Funny how we can still be in our little town in Maine and just go from one small lifestyle to another, only to find that our heads are swirling and we're overwhelmed with life. Yes, I said "we." The kids aren't the only ones who who's heads are spinning.
Why, you ask, should I be overwhelmed? After all, I'm the one who isn't teaching for the first time in twelve years. I'm the one who has all the time in the world now to write and to finish those hundreds of household projects which have been waiting for me in our basement. Plus, I'm not the one who has to navigate the crowded halls of the public high school each day, and all that goes with that. (I do shudder to think of it).
The reality is that I have hardly written anything this week, other than this blog. The reality is that the only project I've finished this week is cleaning the kitchen, which I do every week anyway. And yes, the reality is that I am still teaching.

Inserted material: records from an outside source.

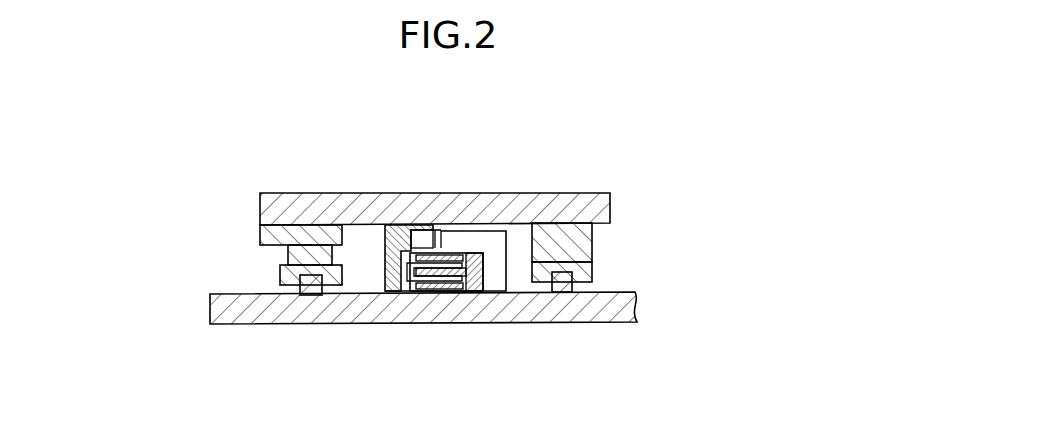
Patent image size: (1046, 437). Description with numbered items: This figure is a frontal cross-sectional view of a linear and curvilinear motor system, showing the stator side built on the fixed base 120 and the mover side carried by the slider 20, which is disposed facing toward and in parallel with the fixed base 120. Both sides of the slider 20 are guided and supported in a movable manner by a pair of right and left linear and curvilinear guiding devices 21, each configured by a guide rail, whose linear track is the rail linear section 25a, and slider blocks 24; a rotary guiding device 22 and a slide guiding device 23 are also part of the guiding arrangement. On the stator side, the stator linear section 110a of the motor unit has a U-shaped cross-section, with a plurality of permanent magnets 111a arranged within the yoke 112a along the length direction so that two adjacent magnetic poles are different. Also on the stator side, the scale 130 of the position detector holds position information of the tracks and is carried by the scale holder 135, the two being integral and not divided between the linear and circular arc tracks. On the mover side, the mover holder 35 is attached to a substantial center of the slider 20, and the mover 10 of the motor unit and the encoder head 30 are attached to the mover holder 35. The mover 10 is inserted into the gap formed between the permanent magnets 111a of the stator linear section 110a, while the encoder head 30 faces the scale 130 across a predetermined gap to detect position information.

The mover 10 is at (467, 333).
The slider 20 is at (594, 213).
The linear and curvilinear guiding device 21 is at (448, 320).
The rotary guiding device 22 is at (288, 249).
The slide guiding device 23 is at (264, 236).
The slider block 24 is at (287, 275).
The rail linear section 25a is at (314, 286).
The encoder head 30 is at (418, 240).
The mover holder 35 is at (388, 236).
The stator linear section 110a is at (504, 331).
The permanent magnet of the stator linear section 111a is at (433, 288).
The yoke of the stator linear section 112a is at (458, 288).
The fixed base 120 is at (630, 302).
The scale 130 is at (440, 240).
The scale holder 135 is at (490, 240).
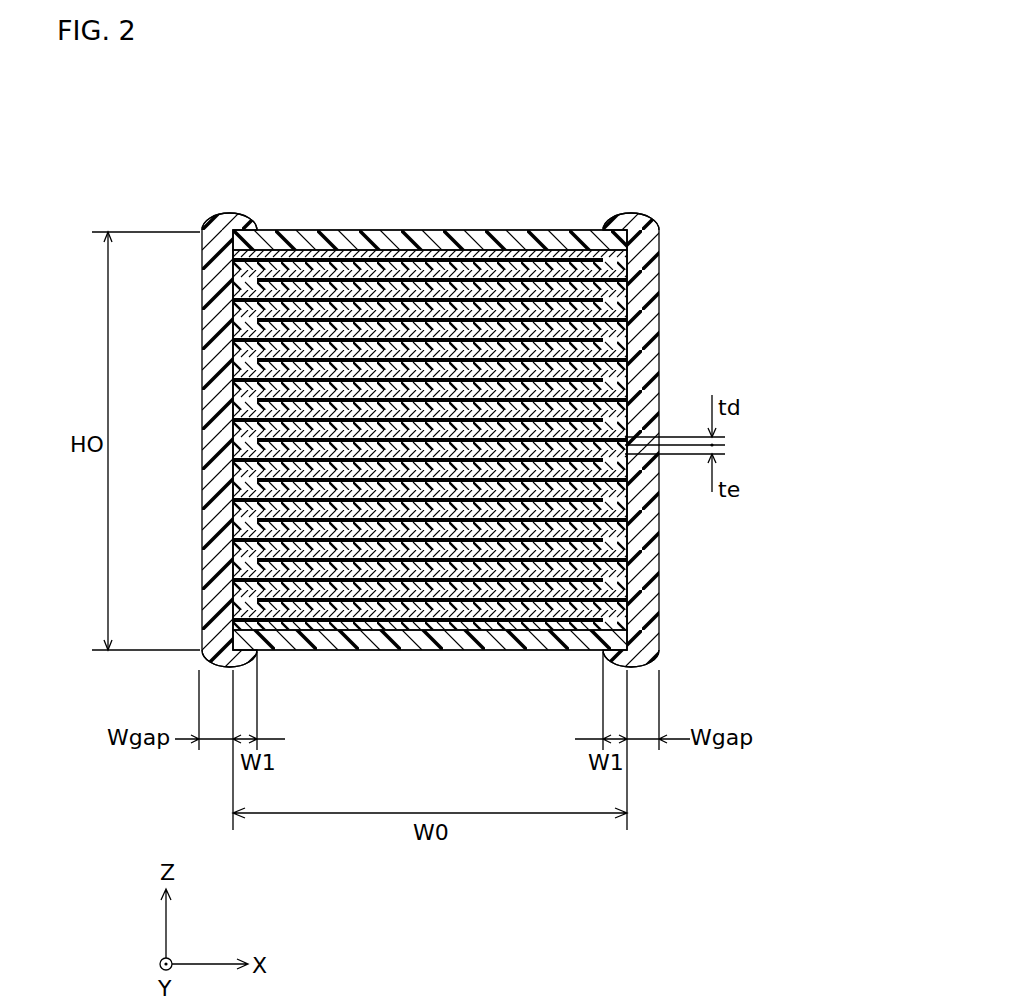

Wait, what was that last one? How (and why) would I still be teaching when I should be leaving that to the professionals? Because in that respect, really, nothing has changed. The kids go to school, received their assignments, and come home to do them. "But what if I do it wrong?" they ask. "What if they don't like the way I write?" they ask. "What if the teachers realize how little I learned in homeschooling?" they ask.
Yes, they have said that to me more than once. Such little darlings, aren't they? In fact, after their first day, they came home and announced, "Wow, Mom, those teachers know SO MUCH!" Nothing like a big ego trip to help soften the blow.
I spent hours with them tonight encouraging them with their homework. I want to say I "helped" them, but that's not allowed... and really, I didn't help in that way. I just cheered them on and told them they were doing it right. I'm not sure when or where I instilled such paranoia in them, but they are very, very afraid that they will do or say something wrong, thus bringing down the wrath of the teachers onto their poor, little homeschooled selves. I keep telling them how smart they are and they just roll their eyes. After all, what do I know? Those teachers all know SO MUCH more than I do.
Oh, and during my days? I've been returning school things that my kids bought but no longer want, searching out the perfect school supplies (no, two nights at Staples weren't nearly enough) and continuing on the quest for the ellusive, perfect backpack.
So, that's what's going on in my corner of Maine this week. The weather's great (hot even) and there are tiny hints that the leaves are trying to change. School is in session and all is well.